I definitely have more labor in it but justifying a 600 dollar gun to save 8 cents difference in the cost between my 9mm and and 300blk per round cost if the plated work well . would take 7500 rounds and I just am not shooting carbine that much right now.

as a real world tool for applications beyond practice or competition the 300 has a lot going for it , supersonic rounds that have 30-30 like stopping power at 100 yards and shoot well enough to 200 but start dropping quickly after that
heavy subsonics
300 feeds great in standard AR lowers and uppers with only a barrel difference , all the controls and mags are identical no special bolt cuts need to need made , no specialized lower so it holds the cost down on building one as well as keeping all the parts mil spec for greater interchangeability. last round hold open something a lot of pistol caliber carbines don't have.
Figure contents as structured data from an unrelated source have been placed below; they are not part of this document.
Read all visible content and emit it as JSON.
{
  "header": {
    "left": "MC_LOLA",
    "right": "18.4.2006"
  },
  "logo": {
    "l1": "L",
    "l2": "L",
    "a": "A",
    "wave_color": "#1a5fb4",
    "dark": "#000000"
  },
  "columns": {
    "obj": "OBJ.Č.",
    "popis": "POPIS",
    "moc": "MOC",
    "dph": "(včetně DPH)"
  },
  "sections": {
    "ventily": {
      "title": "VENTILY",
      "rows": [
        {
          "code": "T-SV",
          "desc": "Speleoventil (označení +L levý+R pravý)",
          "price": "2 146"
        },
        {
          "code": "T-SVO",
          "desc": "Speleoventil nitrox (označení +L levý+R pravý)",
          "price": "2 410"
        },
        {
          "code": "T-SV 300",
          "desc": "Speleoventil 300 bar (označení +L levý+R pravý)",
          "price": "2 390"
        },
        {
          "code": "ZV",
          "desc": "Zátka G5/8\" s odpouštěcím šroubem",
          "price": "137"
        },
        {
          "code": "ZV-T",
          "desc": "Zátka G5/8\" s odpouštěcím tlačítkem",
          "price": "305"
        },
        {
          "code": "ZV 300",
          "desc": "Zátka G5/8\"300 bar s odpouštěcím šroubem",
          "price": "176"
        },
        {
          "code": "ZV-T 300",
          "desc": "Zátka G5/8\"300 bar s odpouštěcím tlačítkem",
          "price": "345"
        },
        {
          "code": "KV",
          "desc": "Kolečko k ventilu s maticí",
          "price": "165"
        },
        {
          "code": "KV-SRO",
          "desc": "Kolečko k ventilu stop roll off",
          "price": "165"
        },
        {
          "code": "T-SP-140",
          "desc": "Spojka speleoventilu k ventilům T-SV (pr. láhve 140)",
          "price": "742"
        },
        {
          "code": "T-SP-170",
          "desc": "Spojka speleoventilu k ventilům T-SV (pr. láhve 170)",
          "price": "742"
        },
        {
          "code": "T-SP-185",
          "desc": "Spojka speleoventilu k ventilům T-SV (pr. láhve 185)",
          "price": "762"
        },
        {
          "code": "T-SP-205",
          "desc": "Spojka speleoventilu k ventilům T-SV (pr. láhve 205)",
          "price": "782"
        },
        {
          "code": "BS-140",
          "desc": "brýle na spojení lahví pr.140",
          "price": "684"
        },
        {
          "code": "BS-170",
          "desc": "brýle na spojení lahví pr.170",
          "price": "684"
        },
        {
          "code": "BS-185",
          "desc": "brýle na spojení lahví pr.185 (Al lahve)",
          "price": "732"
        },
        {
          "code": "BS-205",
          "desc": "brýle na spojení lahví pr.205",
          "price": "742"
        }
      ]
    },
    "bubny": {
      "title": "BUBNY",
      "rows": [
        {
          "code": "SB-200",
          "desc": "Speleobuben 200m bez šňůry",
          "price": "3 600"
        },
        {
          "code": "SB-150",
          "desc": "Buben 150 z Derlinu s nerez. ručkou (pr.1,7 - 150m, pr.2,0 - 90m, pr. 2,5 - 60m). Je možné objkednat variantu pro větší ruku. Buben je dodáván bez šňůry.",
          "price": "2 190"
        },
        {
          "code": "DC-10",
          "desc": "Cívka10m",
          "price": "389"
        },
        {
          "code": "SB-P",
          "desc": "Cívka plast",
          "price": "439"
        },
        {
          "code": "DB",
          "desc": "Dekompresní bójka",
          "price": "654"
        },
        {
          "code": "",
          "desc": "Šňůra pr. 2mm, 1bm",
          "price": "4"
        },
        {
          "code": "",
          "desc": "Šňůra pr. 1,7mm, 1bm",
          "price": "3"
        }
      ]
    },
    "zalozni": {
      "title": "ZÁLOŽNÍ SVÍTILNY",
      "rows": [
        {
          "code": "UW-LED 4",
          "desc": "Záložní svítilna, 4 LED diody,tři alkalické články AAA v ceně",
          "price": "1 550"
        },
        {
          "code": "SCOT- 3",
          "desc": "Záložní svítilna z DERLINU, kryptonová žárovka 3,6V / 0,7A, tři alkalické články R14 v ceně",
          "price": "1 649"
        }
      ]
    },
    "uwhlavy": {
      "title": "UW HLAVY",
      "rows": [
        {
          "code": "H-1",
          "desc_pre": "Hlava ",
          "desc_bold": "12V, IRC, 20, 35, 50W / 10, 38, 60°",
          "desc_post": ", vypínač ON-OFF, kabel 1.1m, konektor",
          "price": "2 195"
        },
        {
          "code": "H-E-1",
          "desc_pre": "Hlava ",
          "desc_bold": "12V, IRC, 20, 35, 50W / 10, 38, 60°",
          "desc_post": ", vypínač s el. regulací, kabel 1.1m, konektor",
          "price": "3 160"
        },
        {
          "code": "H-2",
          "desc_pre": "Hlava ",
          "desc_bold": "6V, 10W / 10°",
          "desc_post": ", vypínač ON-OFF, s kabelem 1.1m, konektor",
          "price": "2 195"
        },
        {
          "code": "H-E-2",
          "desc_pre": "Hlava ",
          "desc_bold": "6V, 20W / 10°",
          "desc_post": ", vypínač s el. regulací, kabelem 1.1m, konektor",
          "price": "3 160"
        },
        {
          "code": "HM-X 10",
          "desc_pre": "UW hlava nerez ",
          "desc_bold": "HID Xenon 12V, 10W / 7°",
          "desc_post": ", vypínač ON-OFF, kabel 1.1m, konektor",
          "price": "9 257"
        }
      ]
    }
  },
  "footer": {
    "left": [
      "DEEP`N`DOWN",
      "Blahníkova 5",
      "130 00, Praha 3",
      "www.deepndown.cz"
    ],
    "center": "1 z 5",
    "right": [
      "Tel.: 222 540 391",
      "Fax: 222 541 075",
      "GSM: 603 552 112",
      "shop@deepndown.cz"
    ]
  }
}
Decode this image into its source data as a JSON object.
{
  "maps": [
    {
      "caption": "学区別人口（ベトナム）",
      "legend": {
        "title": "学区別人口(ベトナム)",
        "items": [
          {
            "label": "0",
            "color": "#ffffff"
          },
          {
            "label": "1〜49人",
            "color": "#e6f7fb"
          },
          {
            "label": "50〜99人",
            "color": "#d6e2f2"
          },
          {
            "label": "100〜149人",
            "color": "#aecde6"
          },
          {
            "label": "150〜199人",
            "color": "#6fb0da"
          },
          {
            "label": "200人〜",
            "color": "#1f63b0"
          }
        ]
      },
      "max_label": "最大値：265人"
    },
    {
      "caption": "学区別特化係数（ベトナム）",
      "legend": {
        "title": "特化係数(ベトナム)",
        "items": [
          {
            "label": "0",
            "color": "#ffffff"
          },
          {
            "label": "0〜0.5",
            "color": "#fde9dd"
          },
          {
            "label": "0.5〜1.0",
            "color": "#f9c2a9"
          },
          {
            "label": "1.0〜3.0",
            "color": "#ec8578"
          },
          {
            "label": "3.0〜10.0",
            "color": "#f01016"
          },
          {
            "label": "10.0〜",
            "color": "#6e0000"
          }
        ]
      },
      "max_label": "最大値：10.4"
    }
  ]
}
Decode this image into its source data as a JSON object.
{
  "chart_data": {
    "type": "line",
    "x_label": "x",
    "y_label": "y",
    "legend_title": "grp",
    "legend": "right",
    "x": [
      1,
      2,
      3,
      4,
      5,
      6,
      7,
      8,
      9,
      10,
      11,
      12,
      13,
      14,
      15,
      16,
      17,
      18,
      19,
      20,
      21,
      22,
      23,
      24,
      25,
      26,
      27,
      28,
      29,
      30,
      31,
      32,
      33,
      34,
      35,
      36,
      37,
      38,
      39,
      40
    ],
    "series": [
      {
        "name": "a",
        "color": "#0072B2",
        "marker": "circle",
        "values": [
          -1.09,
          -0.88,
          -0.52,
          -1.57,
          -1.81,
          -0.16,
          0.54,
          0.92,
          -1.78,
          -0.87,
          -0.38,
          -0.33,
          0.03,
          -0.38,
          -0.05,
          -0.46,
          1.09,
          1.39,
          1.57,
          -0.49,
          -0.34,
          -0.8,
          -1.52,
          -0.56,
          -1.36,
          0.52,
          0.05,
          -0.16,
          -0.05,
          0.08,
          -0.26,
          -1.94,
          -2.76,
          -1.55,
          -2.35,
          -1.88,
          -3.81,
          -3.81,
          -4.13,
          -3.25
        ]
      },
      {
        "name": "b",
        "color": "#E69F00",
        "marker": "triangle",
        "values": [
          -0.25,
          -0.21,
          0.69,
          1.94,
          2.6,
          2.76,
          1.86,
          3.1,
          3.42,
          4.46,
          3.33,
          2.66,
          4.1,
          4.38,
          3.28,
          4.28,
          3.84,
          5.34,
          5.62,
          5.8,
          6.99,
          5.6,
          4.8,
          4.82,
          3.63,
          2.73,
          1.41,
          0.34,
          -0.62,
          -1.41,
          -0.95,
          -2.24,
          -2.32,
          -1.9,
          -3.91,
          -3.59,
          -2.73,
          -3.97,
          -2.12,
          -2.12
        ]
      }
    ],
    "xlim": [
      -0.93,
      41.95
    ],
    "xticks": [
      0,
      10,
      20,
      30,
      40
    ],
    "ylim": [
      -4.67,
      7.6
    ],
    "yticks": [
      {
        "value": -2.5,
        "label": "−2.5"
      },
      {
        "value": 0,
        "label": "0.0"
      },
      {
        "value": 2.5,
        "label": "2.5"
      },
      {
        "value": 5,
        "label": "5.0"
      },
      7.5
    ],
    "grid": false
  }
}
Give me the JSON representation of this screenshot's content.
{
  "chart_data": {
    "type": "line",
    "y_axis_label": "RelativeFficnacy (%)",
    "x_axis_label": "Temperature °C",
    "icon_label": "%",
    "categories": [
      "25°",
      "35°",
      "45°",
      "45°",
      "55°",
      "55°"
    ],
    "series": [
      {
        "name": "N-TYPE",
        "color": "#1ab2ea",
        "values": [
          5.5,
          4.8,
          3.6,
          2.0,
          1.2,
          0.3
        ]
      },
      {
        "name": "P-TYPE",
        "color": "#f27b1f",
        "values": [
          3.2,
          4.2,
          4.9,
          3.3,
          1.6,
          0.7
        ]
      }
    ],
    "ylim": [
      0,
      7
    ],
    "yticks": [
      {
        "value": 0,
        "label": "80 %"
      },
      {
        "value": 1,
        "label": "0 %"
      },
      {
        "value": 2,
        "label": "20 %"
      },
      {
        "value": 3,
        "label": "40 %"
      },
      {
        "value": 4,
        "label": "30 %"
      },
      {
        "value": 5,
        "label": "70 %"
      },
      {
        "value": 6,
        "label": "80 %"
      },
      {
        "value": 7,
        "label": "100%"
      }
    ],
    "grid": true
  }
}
If I had more carbine games , or took PC classes it would justify it but right now , not so much


----------



## Bearfootfarm

Cabin Fever said:


> My pistol caliber carbine is very reliable.


Mine is too.
Marlin 1894s 44 Magnum:


----------



## Southern Forest

The M1 Carbine wasn't intended to be an offensive arm, but rather a defensive arm exactly in line with the pistol caliber carbine. Yeah, it's more powerful than a .357, but it comes nowhere near the power of a 7.62x39. We keep one (a cool Saginaw Steering Gear marked Inland) for my 9 year old daughter. She's pretty good with it. My son uses a Mini-14GB and I keep an LRB M14 (they all are relatively common in their manual of arms). For just ranging about the homestead, though, a lever-action Western Field in 30-30 does it for me.

To me, the 30 carbine is a great little "hot pistol" round. However, I wouldn't mind a nice .45acp version of said rifle. This Ruger looks useful, but it has an aesthetic that doesn't appeal to me.


----------



## Texaspredatorhu

I have a ruger 44 carbine that I got from dad when I was a kid. Great rifle for pigs in the brush!


----------



## GREENCOUNTYPETE

I was watching a video review of these this morning , the glock mag is last round bolt hold open 
it does really look like ruger did their homework and put the features everyone was looking for into one gun 

if they can get the street price down around 500 i think they will sell very well


----------



## Chuck R.

GREENCOUNTYPETE said:


> I was watching a video review of these this morning , the glock mag is last round bolt hold open
> it does really look like ruger did their homework and put the features everyone was looking for into one gun
> 
> if they can get the street price down around 500 i think they will sell very well


Yup, and to top it off I just got a flyer from CDNN today that listed Glock 33 rd mags for $12.99 and a 50 rd Drum for $49.99.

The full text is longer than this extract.